Катрин засмеялась. Питу почувствовал унижение, отчаяние. Он приподнялся на руках, посмотрел на свои мосластые ноги, потом со вздохом снова упал ничком.
— Ладно уж, — сказала Катрин, — не будьте чересчур строги к бедному Питу. Знаете, что он мне сегодня предлагал?
— Нет, расскажите же мне, моя красавица.
— Он хотел проводить меня в Ферте-Милон.
— А вы туда и не собирались?
— Нет, ведь я же знала, что вы меня ждете здесь; между прочим, на самом деле это мне чуть не пришлось вас ждать.
— Ах! Знаете, вы только что произнесли королевские слова, Катрин?
— Правда? Я и не подозревала.
— Зачем же вы отказались от предложения этого прекрасного рыцаря, он бы нас славно позабавил.
— Пожалуй, даже слишком славно, — со смехом отвечала Катрин.
— Вы правы, Катрин, — сказал Изидор, глядя на прекрасную фермершу: в глазах его светилась любовь.
И он спрятал зардевшееся лицо девушки у себя на груди.
Питу закрыл глаза, чтобы не видеть, но он забыл заткнуть уши, чтобы не слышать; звук поцелуя достиг его слуха.
Питу в отчаянии стал рвать на себе волосы, как делает зачумленный на картине Гро, изображающей Бонапарта во время посещения больных чумой в Яффе.
Когда Питу пришел в себя, он увидел, что молодые люди пустили лошадей шагом и медленно удаляются.
Последнее, что услышал Питу, были слова Катрин:
— Да, вы правы, господин Изидор, погуляем часок; лошадь у меня быстрая, и я нагоню этот час… Это доброе животное, — добавила она со смехом, — оно никому ничего не расскажет.
Все было кончено, видение померкло, в душе Питу воцарилась тьма, как воцарялась она и в природе; бедный малый рухнул в вересковые заросли и дал волю отчаянному и истинному горю.
Ночная прохлада привела его в чувство.
— Я не вернусь на ферму, — решил он. — Там меня ждут унижения и насмешки; там я буду есть хлеб женщины, что любит другого, и этот другой, как это ни обидно, красивее и богаче меня. Нет, мое место не в Пислё, а в Арамоне, на моей родине, где люди, быть может, не заметят, что у меня колени, как узлы на салфетке.
Питу потер свои крепкие длинные ноги и зашагал в сторону Арамона, до которого, хотя Питу об этом и не подозревал, уже докатилась его слава, а также слава его каски и сабли, и где его ждало если не счастье, то, по крайней мере, достойное поприще.
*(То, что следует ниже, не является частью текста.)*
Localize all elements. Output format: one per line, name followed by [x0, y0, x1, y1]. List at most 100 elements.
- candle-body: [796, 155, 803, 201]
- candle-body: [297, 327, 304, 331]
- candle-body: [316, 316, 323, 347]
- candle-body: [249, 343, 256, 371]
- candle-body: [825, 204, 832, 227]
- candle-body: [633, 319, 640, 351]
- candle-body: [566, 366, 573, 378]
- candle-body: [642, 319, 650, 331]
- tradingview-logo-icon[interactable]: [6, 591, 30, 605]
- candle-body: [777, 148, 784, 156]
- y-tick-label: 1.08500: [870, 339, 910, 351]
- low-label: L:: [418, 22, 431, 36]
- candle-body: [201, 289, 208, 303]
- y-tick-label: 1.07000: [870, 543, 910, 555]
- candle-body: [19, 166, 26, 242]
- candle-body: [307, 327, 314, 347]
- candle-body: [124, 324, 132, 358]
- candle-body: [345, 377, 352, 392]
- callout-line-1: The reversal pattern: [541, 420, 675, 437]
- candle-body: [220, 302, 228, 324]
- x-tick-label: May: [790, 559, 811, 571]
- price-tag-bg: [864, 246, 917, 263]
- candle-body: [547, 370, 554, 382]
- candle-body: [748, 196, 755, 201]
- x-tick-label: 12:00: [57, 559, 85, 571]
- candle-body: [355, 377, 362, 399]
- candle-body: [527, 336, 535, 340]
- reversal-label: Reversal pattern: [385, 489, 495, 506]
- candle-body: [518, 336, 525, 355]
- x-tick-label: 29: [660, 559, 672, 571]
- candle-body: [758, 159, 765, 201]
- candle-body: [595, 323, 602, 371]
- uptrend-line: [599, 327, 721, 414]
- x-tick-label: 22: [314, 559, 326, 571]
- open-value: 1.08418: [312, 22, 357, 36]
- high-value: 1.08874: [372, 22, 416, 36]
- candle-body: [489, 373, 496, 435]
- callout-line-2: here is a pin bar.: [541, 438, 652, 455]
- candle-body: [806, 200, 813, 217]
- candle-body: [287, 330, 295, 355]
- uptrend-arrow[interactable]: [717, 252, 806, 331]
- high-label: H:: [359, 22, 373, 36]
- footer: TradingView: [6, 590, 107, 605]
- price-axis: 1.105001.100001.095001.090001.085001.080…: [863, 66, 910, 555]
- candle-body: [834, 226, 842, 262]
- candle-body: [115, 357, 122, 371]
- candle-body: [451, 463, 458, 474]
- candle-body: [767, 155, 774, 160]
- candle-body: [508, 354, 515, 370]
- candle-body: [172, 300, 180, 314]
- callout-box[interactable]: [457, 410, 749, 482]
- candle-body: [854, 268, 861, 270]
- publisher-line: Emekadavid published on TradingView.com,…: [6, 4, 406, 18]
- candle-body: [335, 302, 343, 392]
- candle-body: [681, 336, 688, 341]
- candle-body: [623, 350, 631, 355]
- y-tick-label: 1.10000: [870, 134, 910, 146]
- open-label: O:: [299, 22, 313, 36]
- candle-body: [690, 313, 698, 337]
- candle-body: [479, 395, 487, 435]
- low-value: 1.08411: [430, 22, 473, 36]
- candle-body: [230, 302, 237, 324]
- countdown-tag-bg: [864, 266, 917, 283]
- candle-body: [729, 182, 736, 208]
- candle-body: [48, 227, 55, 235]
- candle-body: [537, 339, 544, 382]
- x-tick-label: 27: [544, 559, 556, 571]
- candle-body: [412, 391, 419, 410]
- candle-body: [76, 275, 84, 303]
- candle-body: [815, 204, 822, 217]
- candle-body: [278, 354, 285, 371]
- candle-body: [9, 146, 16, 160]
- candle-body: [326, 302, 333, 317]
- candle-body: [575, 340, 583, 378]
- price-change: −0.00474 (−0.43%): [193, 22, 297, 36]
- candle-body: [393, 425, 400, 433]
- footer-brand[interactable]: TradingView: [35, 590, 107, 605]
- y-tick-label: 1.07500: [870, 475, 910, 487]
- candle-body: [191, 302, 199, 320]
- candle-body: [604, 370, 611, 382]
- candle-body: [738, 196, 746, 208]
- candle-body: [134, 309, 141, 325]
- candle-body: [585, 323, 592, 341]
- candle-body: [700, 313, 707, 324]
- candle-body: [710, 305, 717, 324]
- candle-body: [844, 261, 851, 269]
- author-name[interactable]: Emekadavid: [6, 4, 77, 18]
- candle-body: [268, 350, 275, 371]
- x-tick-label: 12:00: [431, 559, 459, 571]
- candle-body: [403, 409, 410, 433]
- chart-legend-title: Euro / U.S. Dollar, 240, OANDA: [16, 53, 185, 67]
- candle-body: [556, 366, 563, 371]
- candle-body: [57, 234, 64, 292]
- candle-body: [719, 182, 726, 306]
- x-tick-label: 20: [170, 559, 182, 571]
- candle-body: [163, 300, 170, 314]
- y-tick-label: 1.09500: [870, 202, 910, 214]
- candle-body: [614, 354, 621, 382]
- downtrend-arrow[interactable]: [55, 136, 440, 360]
Но, как известно, безоблачное счастье не является непременным уделом смертных.
XXXIV
ПИТУ-ОРАТОР
Однако, вернувшись в Виллер-Котре около десяти часов вечера, через шесть часов после того, как он ушел оттуда, и успев за это время совершить огромное путешествие, которое мы попытались описать, Питу, несмотря на охватившую его тоску, все-таки сообразил, что лучше ему остановиться на постоялом дворе "Дельфин" и спать в кровати, нежели под открытым небом в лесу у подножия какого-нибудь бука или дуба.